In a blog post on Microsoft’s website, the company elaborated on its findings, noting that customer data was not compromised in the attack, and that access to Microsoft’s systems were not used to further other attacks to secondary targets.
Our investigation into our own environment has found no evidence of access to production services or customer data. The investigation, which is ongoing, has also found no indications that our systems were used to attack others.
Microsoft also elaborated that unspecified source code repositories may have been viewed as a result of the attack. Microsoft also claims that its security model reduces the risk of vulnerabilities, noting that merely from viewing source code does not create “elevated risk,” as the company operates internally using an “open source-like culture.”
We detected unusual activity with a small number of internal accounts and upon review, we discovered one account had been used to view source code in a number of source code repositories.
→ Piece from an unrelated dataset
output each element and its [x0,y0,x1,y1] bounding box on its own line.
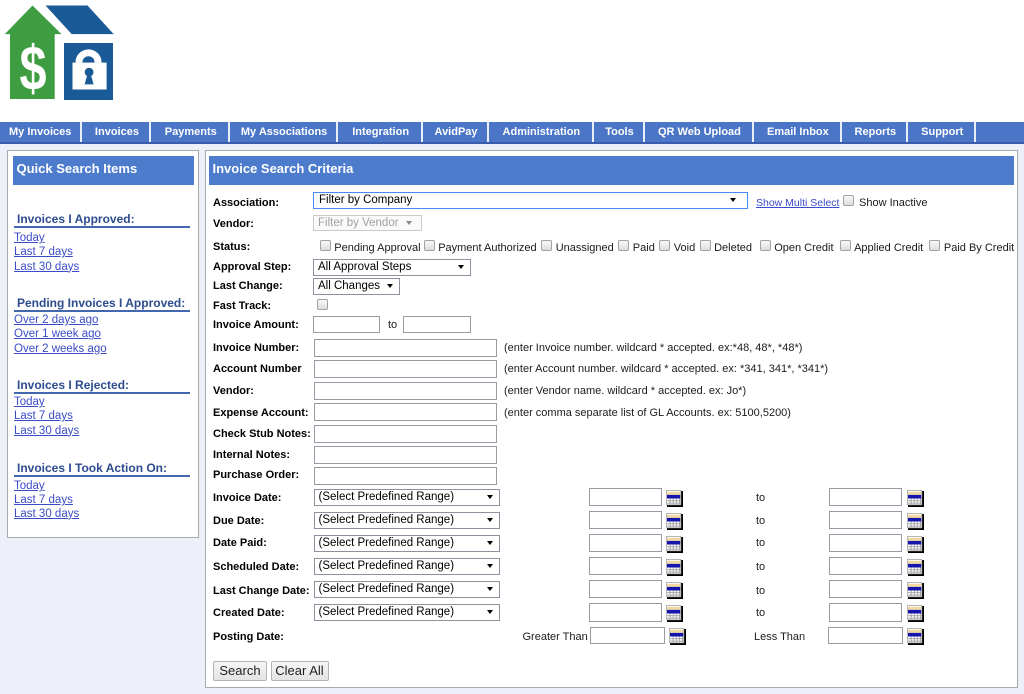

The account did not have permissions to modify any code or engineering systems and our investigation further confirmed no changes were made. These accounts were investigated and remediated.
At Microsoft, we have an inner source approach – the use of open source software development best practices and an open source-like culture – to making source code viewable within Microsoft. This means we do not rely on the secrecy of source code for the security of products, and our threat models assume that attackers have knowledge of source code. So viewing source code isn’t tied to elevation of risk.
Whether the SolarWinds hack will be used to attack Microsoft’s customers across Windows, Microsoft 365, or Azure remains to be seen. Despite Microsoft’s claims, exposing any particular source code to a hostile agent may contribute to future exploits, particularly if the attacks are indeed emerging from a state-funded source.